New directions
The ceiling was so slanted, I couldn’t sit up in bed without hitting my head. A cramped room with scratchy towels, and stuffy air, without central air. The pool had caution tape wrapped around the entry stairs where chunks of cement were missing. The city center, that was home to this hotel, was dead in the off season. More than half the stores were closed and the promised nightlife was non-existent. I wasn’t expecting luxury, but I also wasn’t expecting this.
Can you walk into a restaurant and turn around and leave instantly, knowing you don't want to eat there? Or do you fear you’ll offend the staff?
I probably feared offending the staff at some point in my life, but luckily I shed that kind of guilt somewhere along the way. Is there some kind of rule that if you walk into a restaurant, hotel, or apartment, that you must automatically commit? How about if you sign on for a job and realize it’s definitely not the job for you?
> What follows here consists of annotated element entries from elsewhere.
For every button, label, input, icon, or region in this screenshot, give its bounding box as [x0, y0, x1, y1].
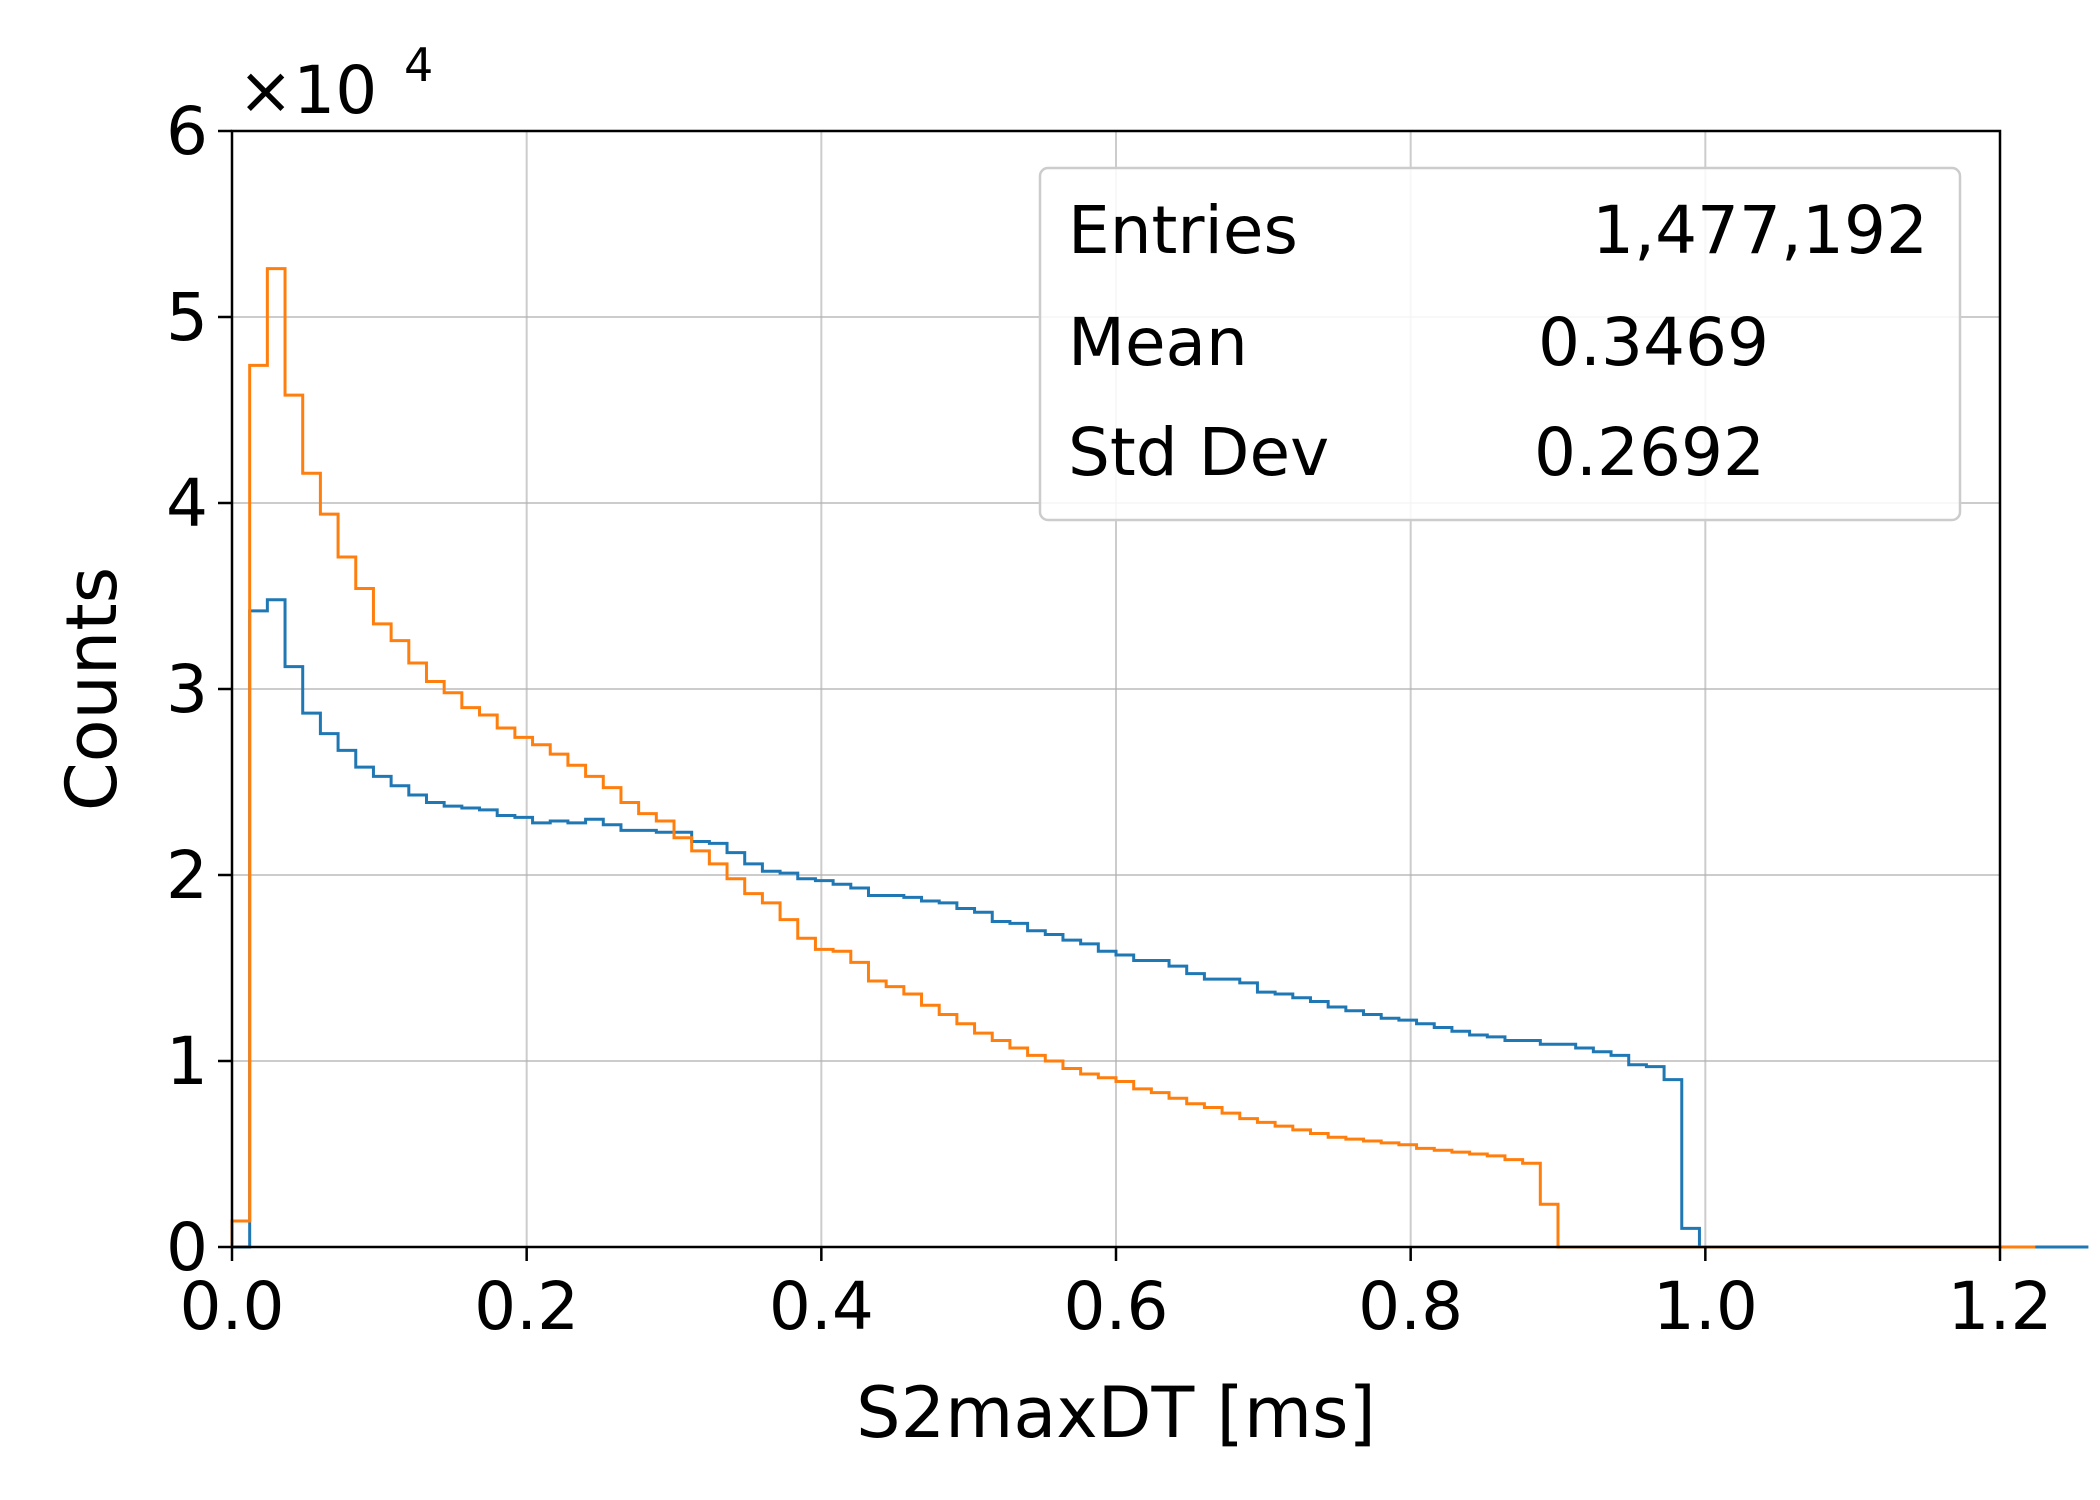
y-multiplier-base: ×10: [238, 52, 377, 129]
y-tick-label: 5: [166, 279, 208, 356]
y-tick-label: 2: [166, 837, 208, 914]
x-tick-label: 0.0: [180, 1268, 285, 1345]
y-tick-label: 1: [166, 1023, 208, 1100]
series-layer: [230, 267, 2089, 1249]
x-tick-label: 1.0: [1653, 1268, 1758, 1345]
stats-stddev-value: 0.2692: [1534, 414, 1765, 491]
x-tick-label: 1.2: [1948, 1268, 2053, 1345]
x-tick-label: 0.6: [1064, 1268, 1169, 1345]
y-tick-label: 4: [166, 465, 208, 542]
y-tick-label: 3: [166, 651, 208, 728]
x-tick-label: 0.2: [474, 1268, 579, 1345]
y-axis-title: Counts: [51, 567, 133, 811]
histogram-series-1: [232, 598, 2089, 1249]
x-tick-label: 0.4: [769, 1268, 874, 1345]
y-multiplier-exponent: 4: [404, 38, 433, 92]
x-tick-label: 0.8: [1358, 1268, 1463, 1345]
x-axis-title: S2maxDT [ms]: [856, 1372, 1376, 1454]
stats-entries-label: Entries: [1068, 192, 1298, 269]
stats-mean-value: 0.3469: [1538, 304, 1769, 381]
y-tick-label: 6: [166, 93, 208, 170]
stats-box: Entries 1,477,192 Mean 0.3469 Std Dev 0.…: [1038, 166, 1962, 522]
y-tick-label: 0: [166, 1209, 208, 1286]
y-multiplier: ×10 4: [238, 38, 433, 129]
ticks: 0.0 0.2 0.4 0.6 0.8 1.0 1.2 0 1 2 3 4 5 6: [166, 93, 2052, 1345]
stats-box-frame: [1038, 166, 1962, 522]
stats-stddev-label: Std Dev: [1068, 414, 1329, 491]
histogram-series-2: [230, 267, 2036, 1249]
stats-mean-label: Mean: [1068, 304, 1248, 381]
stats-entries-value: 1,477,192: [1592, 192, 1928, 269]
So there I am, in this dilapidated hotel. Granted, I didn’t do much research before booking (see my post about my last minute trip to St. Croix). After staying for 1 night, I knew I had to go. The hotel wasn't what I imagined, it wasn't in the right location and it wasn't the type of place I was looking for. It was hard to ask for a refund on the reminaing nights and walk out the door, but in doing so, I ended up at a place that exceeded every expectation I had for that trip.
I realized that it is better to have brief moments of discomfort, for long-term happiness. Even though it's hard to have a change of heart, stopping the pursuit of one path and going in a completely new direction opens opportunities for a better meal, or a week, or a better life.